Regional cuisine is fresh, diverse and hearty, with local specialities including Azeitao cheese, rice and poultry-based stews, rabbit dishes, bean soups, eel, cuttlefish and oysters, and there is an extensive choice of places to stay, from small hotels, friendly guest houses and campsites to pousadas in Palmela, Setubal, Alcacer do Sal and Santiago do Cacem.

The most famous festivals in the region are the Grape Harvest in Palmela in early September, with parades, music and fireworks, and the Our Lady of Troia celebrations, in early August, when a procession of brightly coloured boats carry an image of the Virgin Mary across the water from Setubal to Troia. Numerous other events and festivals, running mostly throughout the summer and early autumn, help preserve local traditions and history, as do museums dedicated to everything from industrial heritage to the life of local-boy-made-good Vasco da Gama, who was born in Sines.

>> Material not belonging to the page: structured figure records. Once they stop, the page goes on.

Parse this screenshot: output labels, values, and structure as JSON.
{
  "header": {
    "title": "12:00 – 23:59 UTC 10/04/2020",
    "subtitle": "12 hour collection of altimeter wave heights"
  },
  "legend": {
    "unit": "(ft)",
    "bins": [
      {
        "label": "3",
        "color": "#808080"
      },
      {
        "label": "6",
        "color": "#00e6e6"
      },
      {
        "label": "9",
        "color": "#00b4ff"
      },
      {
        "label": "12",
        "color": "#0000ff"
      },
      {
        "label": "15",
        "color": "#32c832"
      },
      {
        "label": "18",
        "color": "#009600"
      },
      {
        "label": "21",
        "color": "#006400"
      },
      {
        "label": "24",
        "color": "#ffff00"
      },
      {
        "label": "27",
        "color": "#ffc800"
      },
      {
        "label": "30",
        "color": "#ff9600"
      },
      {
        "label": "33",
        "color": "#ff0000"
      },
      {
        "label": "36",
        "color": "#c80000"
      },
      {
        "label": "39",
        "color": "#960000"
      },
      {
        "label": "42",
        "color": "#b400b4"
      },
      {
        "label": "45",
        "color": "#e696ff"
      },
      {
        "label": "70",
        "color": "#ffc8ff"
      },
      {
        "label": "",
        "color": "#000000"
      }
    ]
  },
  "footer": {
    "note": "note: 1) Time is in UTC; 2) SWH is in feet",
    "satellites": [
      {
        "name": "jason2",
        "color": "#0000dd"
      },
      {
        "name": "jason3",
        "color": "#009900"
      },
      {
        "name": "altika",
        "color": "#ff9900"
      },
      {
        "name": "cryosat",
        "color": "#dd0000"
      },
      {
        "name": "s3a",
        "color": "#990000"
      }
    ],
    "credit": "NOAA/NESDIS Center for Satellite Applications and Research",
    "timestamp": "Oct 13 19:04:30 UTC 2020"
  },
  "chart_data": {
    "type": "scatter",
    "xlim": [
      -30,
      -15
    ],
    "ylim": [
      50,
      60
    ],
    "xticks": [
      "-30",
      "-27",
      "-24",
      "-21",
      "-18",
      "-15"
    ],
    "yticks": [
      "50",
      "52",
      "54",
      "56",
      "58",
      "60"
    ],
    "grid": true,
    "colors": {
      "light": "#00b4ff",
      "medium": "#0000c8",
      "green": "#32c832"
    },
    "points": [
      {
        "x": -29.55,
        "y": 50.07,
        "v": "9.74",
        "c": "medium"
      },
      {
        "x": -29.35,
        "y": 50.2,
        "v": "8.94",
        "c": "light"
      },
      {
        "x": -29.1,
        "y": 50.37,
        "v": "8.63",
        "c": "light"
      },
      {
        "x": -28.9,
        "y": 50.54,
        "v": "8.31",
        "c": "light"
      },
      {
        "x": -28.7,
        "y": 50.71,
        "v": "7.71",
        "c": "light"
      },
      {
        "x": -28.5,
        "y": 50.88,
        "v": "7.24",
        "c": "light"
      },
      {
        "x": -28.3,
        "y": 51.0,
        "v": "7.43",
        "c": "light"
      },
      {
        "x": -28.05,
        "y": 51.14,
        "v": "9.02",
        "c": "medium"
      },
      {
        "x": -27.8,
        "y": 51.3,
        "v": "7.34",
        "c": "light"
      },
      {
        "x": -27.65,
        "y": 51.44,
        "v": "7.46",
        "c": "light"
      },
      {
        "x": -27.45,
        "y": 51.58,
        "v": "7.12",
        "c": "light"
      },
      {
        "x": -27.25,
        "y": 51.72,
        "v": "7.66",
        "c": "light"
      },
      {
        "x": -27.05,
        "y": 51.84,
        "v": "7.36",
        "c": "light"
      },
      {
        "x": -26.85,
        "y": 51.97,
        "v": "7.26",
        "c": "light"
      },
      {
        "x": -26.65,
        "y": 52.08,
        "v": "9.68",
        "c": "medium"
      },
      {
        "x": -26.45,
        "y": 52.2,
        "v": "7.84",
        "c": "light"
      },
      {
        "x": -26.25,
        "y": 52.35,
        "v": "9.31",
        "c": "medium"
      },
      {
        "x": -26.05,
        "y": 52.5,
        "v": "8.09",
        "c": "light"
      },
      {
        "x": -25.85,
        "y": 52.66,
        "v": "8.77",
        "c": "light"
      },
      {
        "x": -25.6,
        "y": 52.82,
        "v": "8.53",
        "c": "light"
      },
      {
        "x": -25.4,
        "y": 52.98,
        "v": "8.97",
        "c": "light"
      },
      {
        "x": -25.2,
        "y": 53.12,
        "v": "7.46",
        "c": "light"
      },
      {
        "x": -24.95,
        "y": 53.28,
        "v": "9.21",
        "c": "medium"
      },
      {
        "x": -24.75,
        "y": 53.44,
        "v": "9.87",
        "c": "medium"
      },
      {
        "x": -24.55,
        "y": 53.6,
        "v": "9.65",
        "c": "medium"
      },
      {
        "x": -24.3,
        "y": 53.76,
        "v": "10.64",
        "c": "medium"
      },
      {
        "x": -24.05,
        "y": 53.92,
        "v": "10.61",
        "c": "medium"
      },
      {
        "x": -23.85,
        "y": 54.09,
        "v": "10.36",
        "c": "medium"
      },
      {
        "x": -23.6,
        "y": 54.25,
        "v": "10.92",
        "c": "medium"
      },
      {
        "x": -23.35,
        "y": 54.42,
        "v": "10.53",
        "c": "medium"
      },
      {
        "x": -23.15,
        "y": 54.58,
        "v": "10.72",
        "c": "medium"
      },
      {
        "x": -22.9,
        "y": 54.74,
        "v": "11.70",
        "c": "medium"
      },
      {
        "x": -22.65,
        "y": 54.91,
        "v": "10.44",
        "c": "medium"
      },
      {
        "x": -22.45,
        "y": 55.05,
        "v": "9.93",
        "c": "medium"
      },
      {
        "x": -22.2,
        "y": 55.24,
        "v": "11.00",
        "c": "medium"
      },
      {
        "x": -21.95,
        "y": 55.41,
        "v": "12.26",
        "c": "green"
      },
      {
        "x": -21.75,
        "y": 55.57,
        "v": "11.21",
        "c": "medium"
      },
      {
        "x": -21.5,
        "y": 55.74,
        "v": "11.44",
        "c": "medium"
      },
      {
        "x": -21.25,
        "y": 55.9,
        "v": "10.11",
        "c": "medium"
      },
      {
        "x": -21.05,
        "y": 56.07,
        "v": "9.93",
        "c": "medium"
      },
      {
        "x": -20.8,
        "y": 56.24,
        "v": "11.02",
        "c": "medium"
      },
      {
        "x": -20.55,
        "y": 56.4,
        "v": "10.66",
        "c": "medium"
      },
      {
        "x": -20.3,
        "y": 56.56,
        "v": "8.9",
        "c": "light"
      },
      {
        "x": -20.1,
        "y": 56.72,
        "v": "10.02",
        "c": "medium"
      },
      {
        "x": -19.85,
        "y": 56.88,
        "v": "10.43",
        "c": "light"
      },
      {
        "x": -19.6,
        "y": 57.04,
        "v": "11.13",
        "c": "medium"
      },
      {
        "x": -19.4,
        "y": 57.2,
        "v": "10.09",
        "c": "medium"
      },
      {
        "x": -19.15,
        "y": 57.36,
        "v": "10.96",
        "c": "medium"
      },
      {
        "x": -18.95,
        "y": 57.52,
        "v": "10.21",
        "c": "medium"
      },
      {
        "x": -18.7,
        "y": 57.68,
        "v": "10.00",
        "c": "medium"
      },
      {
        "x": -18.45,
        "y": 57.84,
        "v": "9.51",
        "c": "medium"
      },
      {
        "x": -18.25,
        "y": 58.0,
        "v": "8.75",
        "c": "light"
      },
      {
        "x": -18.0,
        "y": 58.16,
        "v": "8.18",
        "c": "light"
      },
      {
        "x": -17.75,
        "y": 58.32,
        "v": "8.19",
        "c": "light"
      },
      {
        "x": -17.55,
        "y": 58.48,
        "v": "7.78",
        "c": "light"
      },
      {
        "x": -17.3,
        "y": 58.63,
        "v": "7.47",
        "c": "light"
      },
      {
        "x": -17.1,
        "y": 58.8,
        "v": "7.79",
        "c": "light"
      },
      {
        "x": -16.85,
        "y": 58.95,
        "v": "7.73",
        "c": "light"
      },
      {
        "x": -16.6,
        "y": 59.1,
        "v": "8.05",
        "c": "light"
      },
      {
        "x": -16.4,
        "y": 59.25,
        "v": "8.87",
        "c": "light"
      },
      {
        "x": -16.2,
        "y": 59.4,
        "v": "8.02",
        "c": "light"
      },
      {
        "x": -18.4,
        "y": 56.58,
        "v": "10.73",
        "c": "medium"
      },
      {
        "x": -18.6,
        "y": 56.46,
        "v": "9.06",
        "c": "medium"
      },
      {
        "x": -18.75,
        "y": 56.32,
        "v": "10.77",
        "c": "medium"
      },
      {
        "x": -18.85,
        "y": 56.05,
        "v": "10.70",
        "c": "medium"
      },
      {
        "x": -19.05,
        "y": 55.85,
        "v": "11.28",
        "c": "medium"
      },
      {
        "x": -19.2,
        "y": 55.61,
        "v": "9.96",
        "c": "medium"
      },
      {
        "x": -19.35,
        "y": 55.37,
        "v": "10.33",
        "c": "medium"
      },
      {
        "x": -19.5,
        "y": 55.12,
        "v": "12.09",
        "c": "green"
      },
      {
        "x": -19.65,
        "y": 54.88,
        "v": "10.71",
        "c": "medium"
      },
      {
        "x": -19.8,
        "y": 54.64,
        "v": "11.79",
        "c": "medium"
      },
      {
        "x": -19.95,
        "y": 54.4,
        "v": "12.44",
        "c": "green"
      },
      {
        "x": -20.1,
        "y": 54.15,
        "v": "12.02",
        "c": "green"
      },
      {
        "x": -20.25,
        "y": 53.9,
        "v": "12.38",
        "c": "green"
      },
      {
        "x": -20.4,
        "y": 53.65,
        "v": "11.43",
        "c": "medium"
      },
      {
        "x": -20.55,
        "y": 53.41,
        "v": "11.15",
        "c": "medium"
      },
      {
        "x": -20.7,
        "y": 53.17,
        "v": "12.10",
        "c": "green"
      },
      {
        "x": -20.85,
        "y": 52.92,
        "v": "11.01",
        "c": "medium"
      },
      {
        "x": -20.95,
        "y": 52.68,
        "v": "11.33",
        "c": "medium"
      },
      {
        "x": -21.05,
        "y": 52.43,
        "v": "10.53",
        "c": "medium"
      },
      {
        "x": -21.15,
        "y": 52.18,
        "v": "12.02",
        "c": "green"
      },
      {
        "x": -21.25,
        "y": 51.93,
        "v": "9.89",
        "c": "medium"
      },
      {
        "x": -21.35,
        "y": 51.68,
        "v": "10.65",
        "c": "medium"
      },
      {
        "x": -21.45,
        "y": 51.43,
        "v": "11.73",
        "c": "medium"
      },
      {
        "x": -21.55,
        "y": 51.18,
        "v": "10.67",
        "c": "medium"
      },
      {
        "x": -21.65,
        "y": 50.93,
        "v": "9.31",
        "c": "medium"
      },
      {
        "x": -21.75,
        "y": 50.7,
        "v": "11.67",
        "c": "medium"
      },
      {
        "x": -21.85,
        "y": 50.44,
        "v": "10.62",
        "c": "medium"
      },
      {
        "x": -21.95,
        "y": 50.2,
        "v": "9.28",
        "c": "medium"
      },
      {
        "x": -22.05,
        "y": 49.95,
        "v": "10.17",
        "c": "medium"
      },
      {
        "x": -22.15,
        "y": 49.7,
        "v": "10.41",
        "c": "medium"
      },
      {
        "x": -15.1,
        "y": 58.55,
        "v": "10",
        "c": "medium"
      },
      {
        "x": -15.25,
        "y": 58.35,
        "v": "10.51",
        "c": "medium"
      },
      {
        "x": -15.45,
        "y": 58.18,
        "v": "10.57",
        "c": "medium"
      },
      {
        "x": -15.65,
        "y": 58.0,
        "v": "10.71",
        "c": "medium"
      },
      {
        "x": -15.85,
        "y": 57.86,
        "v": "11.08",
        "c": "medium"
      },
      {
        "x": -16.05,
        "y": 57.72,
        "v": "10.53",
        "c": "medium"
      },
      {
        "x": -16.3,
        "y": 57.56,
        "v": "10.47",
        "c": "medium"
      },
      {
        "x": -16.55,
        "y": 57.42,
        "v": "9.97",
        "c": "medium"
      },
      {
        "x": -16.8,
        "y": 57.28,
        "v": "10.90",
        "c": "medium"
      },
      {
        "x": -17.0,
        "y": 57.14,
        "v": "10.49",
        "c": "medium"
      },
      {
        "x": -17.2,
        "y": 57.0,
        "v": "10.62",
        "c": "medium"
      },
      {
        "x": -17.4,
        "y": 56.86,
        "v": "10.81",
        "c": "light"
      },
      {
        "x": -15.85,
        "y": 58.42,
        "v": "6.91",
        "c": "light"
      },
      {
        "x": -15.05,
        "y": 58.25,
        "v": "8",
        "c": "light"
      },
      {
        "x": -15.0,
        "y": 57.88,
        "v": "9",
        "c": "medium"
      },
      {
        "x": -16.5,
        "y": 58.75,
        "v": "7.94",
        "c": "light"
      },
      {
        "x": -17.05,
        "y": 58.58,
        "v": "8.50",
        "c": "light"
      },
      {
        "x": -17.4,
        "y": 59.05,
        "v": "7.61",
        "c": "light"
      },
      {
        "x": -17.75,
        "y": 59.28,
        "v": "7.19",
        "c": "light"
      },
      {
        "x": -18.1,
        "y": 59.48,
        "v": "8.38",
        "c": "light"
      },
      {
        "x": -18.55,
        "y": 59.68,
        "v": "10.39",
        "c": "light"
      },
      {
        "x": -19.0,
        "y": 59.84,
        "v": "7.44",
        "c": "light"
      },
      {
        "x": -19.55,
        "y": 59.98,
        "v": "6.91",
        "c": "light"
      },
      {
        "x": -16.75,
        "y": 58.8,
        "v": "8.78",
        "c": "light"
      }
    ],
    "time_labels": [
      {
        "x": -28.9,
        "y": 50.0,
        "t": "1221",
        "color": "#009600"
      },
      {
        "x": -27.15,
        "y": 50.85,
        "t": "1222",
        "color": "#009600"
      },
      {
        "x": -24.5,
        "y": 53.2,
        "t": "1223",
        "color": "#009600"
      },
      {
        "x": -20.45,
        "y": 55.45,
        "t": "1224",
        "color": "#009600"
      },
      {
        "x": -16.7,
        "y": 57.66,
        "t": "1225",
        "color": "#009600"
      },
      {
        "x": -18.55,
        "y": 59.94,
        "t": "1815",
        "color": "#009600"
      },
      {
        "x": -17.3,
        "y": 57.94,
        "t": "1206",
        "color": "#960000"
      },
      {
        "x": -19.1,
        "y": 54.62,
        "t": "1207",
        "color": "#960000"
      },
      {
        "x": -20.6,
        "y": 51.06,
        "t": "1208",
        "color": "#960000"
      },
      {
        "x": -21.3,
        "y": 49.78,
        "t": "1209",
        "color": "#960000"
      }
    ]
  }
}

It might be some time before Setubal’s most famous son, Jose Mourinho, finds himself suitably honoured, but the Blue Coast, without doubt, definitely deserves the title of The Special One.

BLUE COAST FACT FILE

EAT: Angelus – traditional rustic fare in Sesimbra (+ 351 212 681 340); Copa d’Ouro – fish and seafood in Setubal (+ 351 265 523 755); O Solar do Canudo - Alentejan specialities in Santiago do Cacem (+ 351 269 826 403).

SLEEP: Pousada Sao Filipe, Setubal; Pousada Castelo de Palmela; Pousada Dom Afonso II, Alcacer do Sal; Pousada Quinta da Ortiga, Santiago do Cacem.

SHOP: Livramento municipal market in Setubal for fish, Fortuna Arts & Crafts Centre in Palmela for pottery (+ 351 212 871 068).

VISIT: Setubal for faded charm, Troia peninsula for unspoiled beaches, inland Alentejo for peaceful villages and landscapes, Sado estuary for bird-watching.